As the years go by Margaret becomes a friend to Lady Ludlow and is often the sounding board for Lady Ludlow's opinions and she has strict opiions about the class system and people knowing their place. A new young pastor for example, Mr. Gray, arrives in Hanbury with all kinds of revolutionary new ideas as Lady Ludlow sees it and she is not amused, particularly on the subject of educating the lower classes. As she tells Margaret:
"It was a right word,” she continued, “that I used, when I called reading and writing ‘edge-tools.’ If our lower orders have these edge-tools given to them, we shall have the terrible scenes of the French Revolution acted over again in England ... When I was a girl, one never heard of the rights of men, one only heard of the duties"
Lady Ludlow is not perfect but she has empathy maybe because her own life despite her wealth and privilege has not been easy. She is a widow and she lost all her children but one, her son Rudolph who lives in London. She is rather lonely and one senses that the town of Hanbury is her family. She keeps abreast of the goings on in the town and if anyone needs help no matter what class she will be there to see what she can do and as the times change, Lady Ludlow changes with them, including her views on educating the working classes.
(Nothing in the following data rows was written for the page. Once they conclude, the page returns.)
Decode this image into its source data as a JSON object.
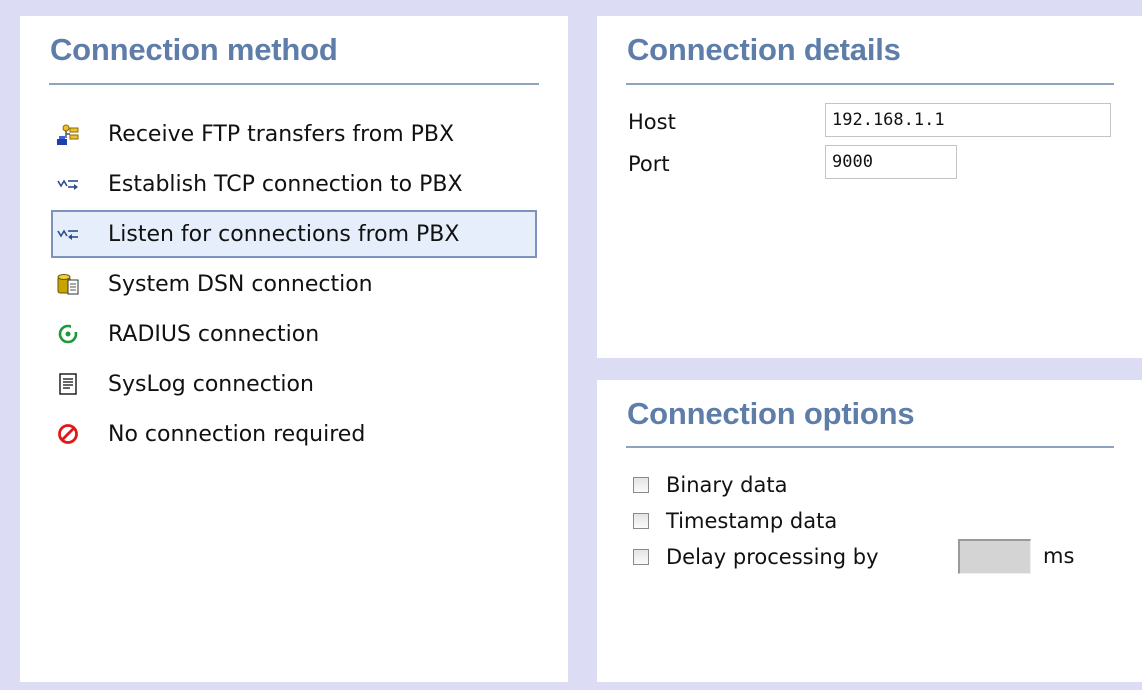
{
  "method_panel": {
    "title": "Connection method",
    "items": [
      {
        "label": "Receive FTP transfers from PBX",
        "icon": "ftp-transfer-icon",
        "selected": false
      },
      {
        "label": "Establish TCP connection to PBX",
        "icon": "tcp-outbound-icon",
        "selected": false
      },
      {
        "label": "Listen for connections from PBX",
        "icon": "tcp-listen-icon",
        "selected": true
      },
      {
        "label": "System DSN connection",
        "icon": "database-icon",
        "selected": false
      },
      {
        "label": "RADIUS connection",
        "icon": "radius-icon",
        "selected": false
      },
      {
        "label": "SysLog connection",
        "icon": "syslog-document-icon",
        "selected": false
      },
      {
        "label": "No connection required",
        "icon": "no-connection-icon",
        "selected": false
      }
    ]
  },
  "details_panel": {
    "title": "Connection details",
    "host_label": "Host",
    "host_value": "192.168.1.1",
    "port_label": "Port",
    "port_value": "9000"
  },
  "options_panel": {
    "title": "Connection options",
    "binary_label": "Binary data",
    "timestamp_label": "Timestamp data",
    "delay_label": "Delay processing by",
    "delay_value": "",
    "delay_unit": "ms"
  },
  "colors": {
    "background": "#dcdcf4",
    "title": "#5e7da8",
    "selected_fill": "#e6eefc",
    "selected_border": "#7b93bd"
  }
}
Elizabeth Gaskell's great novels are North and South, Cranford, Wives and Daughters, Mary Barton and so if you have never read her that is where you should begin. But I found My Lady Ludlow a heartwarming novel and what I have discovered in the novels of Elizabeth Gaskell is that she bridges the gap in her books between Jane Austen where the lower classes are firmly off stage and Charlotte Bronte where if a Lord or Lady does show up in the text it's probably not in a flattering way. Elizabeth Gaskell was more interested in bridging the divide knowing that people are not that different no matter their classs and that the times were changing.
The only Gaskell novel that I've read is Cranford, which I loved. And I've seen the BBC's adaptation of Wives and Daughters, which I really enjoyed as well. This one sounds good, too.
ReplyDeleteHi Lark. I must read Cranford and I did read North and South which I really liked and the miniseries of North and South by the BBC is wonderful, particularly Richard Armitage's performance.
ReplyDeleteThanks good intro for me on Gaskell and how she bridged the gap. I have not read her yet. Good job finding a 19 century novel with a disability in it.
ReplyDeleteYou should really read Gaskell but her classic novels North and South, Cranford and Mary Barton are where to begin. I read North and South and it's excellent.